The Roman Catholic Archdiocese of Los Angeles has agreed to pay $880m to 1,353 people who accused priests of abusing them as children in the largest payout by a United States diocese over decades-old claims that have rocked the church globally.
Los Angeles Archbishop Jose H. Gomez expressed sorrow for the abuse while announcing the settlement on Wednesday.
“I am sorry for every one of these incidents, from the bottom of my heart”, Gomez said in a statement. “My hope is that this settlement will provide some measure of healing for what these men and women have suffered”.
The archdiocese began mediating the abuse claims following the enactment of a California law that permitted new lawsuits related to past cases of sexual abuse involving minors.
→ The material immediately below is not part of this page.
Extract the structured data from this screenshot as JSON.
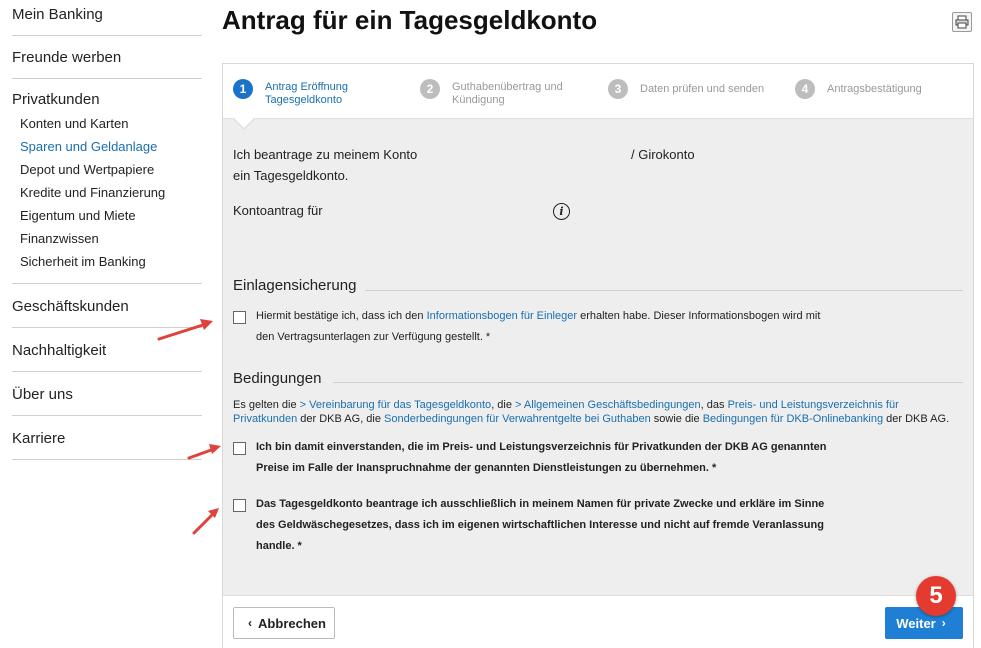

Attorneys for the plaintiffs said that they suffered horrific abuse at the hands of Catholic priests and that they reached the settlement after months of negotiations with the archdiocese.
The agreement caps a quarter-century of litigation against the most populous archdiocese in the US.
The Archdiocese of Los Angeles had previously paid $740m to victims in various other settlements and pledged to better protect its church members, bringing the total payout with this settlement to more than $1.5bn.
The California law and similar laws in other states have driven many large Catholic organizations to seek bankruptcy protection. In California, the Archdiocese of San Francisco and the dioceses of Oakland and San Diego have filed for bankruptcy to resolve similar abuse claims.
The Los Angeles Archdiocese reached its settlement without filing for bankruptcy. Gomez said that the archdiocese would be able to pay victims from cash reserves, investments, loans and contributions from other religious organizations that had been named in lawsuits.
The payments will not impact the Archdiocese’s mission of “serving the poor and vulnerable in our communities”, he said.
Attorneys for the archdiocese and lawyers representing abuse claimants issued a joint statement on Wednesday thanking survivors for coming forward with their stories and for helping to ensure that similar abuse will not occur in the future.
“While there is no amount of money that can replace what was taken from these 1,353 brave individuals who have suffered in silence for decades, there is justice in accountability”, the lawyers said in a joint statement.
The Catholic Church has been repeatedly shaken by child sexual abuse scandals worldwide over the last three decades.
In the US, the Boston Globe revealed in a 2002 investigation the shocking scale of sexual abuse on children in the Boston diocese and efforts by the Catholic hierarchy to cover it up. The paper’s investigation was the subject of the Oscar-winning film Spotlight.
In 2004, a church commission published a report requiring clergy to report suspicions of sexual assault.
According to lawyers, more than 11,000 complaints have been lodged in the US by victims of priests. Dioceses have paid out hundreds of millions of dollars in out-of-court settlements.
Some victims associations say the payouts allow the church to escape justice. Several dioceses have since opened their archives, revealing that hundreds of priests had been suspected of abusing minors.